Research!America celebrates the 2020 Nobel awardees in Physiology or Medicine and in Chemistry for their innovative and collaborative work which uniquely showcases the importance of basic scientific research to discoveries that benefit human health.  

For Physiology or Medicine, the team of Harvey J. Alter MD, Michael Houghton PhD, and Charles M. Rice PhD discovered and characterized the virus responsible for blood-borne hepatitis C. While an intramural researcher at the National Institutes of Health (NIH), Dr. Alter sparked discovery of hepatitis C by first identifying a distinct infectious agent in post-transfusion hepatitis cases that could not be classified as a type A or type B virus. Several years later, Dr. Houghton and colleagues were able to isolate the genome of the unknown pathogen, formally naming it hepatitis C. Dr. Rice provided essential details about the virus. His genetic experiments confirmed that hepatitis C alone could cause disease in host organisms which ultimately led to a cure. Dr. Houghton currently serves as the Canada Excellence Research Chair in Virology and Li Ka Shing Professor of Virology at the University of Alberta; he is the Director of the Li Ka Shing Applied Virology Institute as well. Dr. Alter now serves as a Senior Scholar at the NIH Clinical Center’s Department of Transfusion Medicine. Dr. Rice conducted his seminal work at Washington University School of Medicine (a Research!America member) and has received continuous NIH funding since 1987. He now serves as the Maurice R. and Corinne P. Greenberg Professor in Virology and Head of the Laboratory of Virology and Infectious Disease at The Rockefeller University.

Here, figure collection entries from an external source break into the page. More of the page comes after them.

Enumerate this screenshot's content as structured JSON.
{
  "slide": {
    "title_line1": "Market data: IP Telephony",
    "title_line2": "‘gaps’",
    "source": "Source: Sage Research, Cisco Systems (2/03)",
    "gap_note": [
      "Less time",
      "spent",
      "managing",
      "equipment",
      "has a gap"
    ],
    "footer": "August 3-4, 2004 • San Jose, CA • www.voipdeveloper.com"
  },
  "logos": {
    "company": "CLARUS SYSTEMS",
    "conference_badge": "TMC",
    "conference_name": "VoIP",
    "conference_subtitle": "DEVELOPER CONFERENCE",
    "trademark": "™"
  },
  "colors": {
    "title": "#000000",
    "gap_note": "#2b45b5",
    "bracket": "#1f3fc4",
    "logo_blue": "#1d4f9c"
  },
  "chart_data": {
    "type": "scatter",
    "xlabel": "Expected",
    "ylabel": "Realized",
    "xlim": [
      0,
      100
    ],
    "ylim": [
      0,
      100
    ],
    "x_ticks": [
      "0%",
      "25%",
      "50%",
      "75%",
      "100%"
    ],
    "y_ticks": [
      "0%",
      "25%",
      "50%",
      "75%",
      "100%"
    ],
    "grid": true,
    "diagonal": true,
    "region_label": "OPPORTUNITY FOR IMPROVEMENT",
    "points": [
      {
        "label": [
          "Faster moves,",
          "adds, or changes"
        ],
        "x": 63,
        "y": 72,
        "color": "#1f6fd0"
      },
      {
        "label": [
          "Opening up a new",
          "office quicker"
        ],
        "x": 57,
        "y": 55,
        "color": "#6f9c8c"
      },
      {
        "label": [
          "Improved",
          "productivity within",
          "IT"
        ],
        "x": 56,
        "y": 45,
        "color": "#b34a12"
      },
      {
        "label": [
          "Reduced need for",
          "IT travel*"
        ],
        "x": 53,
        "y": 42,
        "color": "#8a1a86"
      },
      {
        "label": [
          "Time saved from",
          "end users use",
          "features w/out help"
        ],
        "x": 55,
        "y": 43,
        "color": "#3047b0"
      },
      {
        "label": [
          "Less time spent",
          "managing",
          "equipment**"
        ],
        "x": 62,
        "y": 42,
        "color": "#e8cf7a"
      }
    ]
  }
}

For Chemistry, Jennifer Doudna PhD and Emmanuelle Charpentier PhD designed a revolutionary gene technology tool: the CRISPR/Cas9 genetic scissors. Dr. Doudna determined the functional importance of Cas9 proteins. While investigating the immune system of a harmful bacteria (Streptococcus pyogenes), Dr. Charpentier discovered a key molecule necessary for the function of the CRISPR/Cas9 system. Dr. Charpentier and Dr. Doudna joined forces to recreate and simplify the bacteria’s genetic scissors in a test tube. This newer CRISPR/Cas9 system is a powerful gene-editing tool that has contributed to further discoveries in basic research and is beginning to be applied to improve patient health. Drs. Doudna and Charpentier are the first women to win a Nobel prize in the sciences together. Dr. Doudna is a biochemist from the University of California, Berkeley, and received support from both NIH and NSF. She also is an Investigator at the Howard Hughes Medical Institute and a Senior Investigator at the Gladstone Institutes. Dr. Charpentier heads a laboratory at Vienna University’s Institute of Microbiology and Genetics.

Funding from both NIH and NSF supported the work of these scientists, underscoring the crucial role of federal investment in basic research as a catalyst for discoveries benefitting us all.